My big thing is that my house was wired by idiots, and the switches aren't ever where you'd want them. Hell, the ceiling lights and fans in the bedrooms aren't even on the same circuit as the wall switch. (The wall switch used to feed a switched outlet, as the house was built without ceiling lights in the bedrooms.) Much of the split-level house is such that you're stumbling up or down stairs in the dark before you get to the switch you need. The ability to control a bunch of stuff from a single keypad at each room entrance was the one overriding feature. It's awesome, and I couldn't be happier with it.

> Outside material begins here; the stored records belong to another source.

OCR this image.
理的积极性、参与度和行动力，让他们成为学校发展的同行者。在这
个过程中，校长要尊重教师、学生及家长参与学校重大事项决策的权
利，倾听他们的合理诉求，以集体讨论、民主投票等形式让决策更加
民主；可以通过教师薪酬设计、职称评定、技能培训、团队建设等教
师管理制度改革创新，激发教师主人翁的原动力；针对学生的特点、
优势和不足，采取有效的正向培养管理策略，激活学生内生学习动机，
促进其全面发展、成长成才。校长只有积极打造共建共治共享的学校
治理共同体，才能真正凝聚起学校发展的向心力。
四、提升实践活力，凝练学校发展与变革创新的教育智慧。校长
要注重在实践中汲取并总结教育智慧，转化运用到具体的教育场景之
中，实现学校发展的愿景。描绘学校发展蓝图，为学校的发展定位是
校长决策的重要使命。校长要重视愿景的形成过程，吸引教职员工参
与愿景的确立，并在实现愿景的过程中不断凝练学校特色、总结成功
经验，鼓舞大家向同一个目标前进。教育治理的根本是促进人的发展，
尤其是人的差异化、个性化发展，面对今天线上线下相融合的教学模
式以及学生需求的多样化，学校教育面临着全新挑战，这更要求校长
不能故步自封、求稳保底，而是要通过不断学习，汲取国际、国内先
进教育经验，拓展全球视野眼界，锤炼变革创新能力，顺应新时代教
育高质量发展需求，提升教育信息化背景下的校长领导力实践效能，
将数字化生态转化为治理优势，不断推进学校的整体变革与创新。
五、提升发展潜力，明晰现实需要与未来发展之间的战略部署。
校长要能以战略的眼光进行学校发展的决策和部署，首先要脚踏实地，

My ex-wife never had any issue with the system (and in fact, actually installed a good chunk of it, being a fellow engineer). My current girlfriend, who is significantly less technically inclined, figured it out in about ten seconds with no explanation. But that's because it doesn't require web browsers or smart phones or other crap - everything you need is right there, right beside the door where you need to interact with it. Oh, and it's got labels, and lights up in the dark, so...
A few thoughts:
- One downside is that I had an entire generation of Keypadlincs go bad after about 3-4 years. All v5.x units, all killed in the course of a few weeks (power quality issues). Had six of them, so there's a chunk of change. Ouch. I found it interesting it only affected the 5.x units, however. Everything from earlier and later generations survived just fine.
- Insteon is unmanagable without an ISY-99 or 994. It just is. Best money I ever spent - now I just fire up a java app and can reconfigure anything I need in a few minutes.
- It's proprietary. If Smarthome ever goes under, I get to start over.
The rest of my automation is mostly telemetry. Temperature, leak monitoring, furnace monitoring, security cameras, etc. It's almost entirely based on embedded Linux boxes (RPis and older hacked Seagate Dockstars) scattered around, feeding data back to a central house server that then monitors things.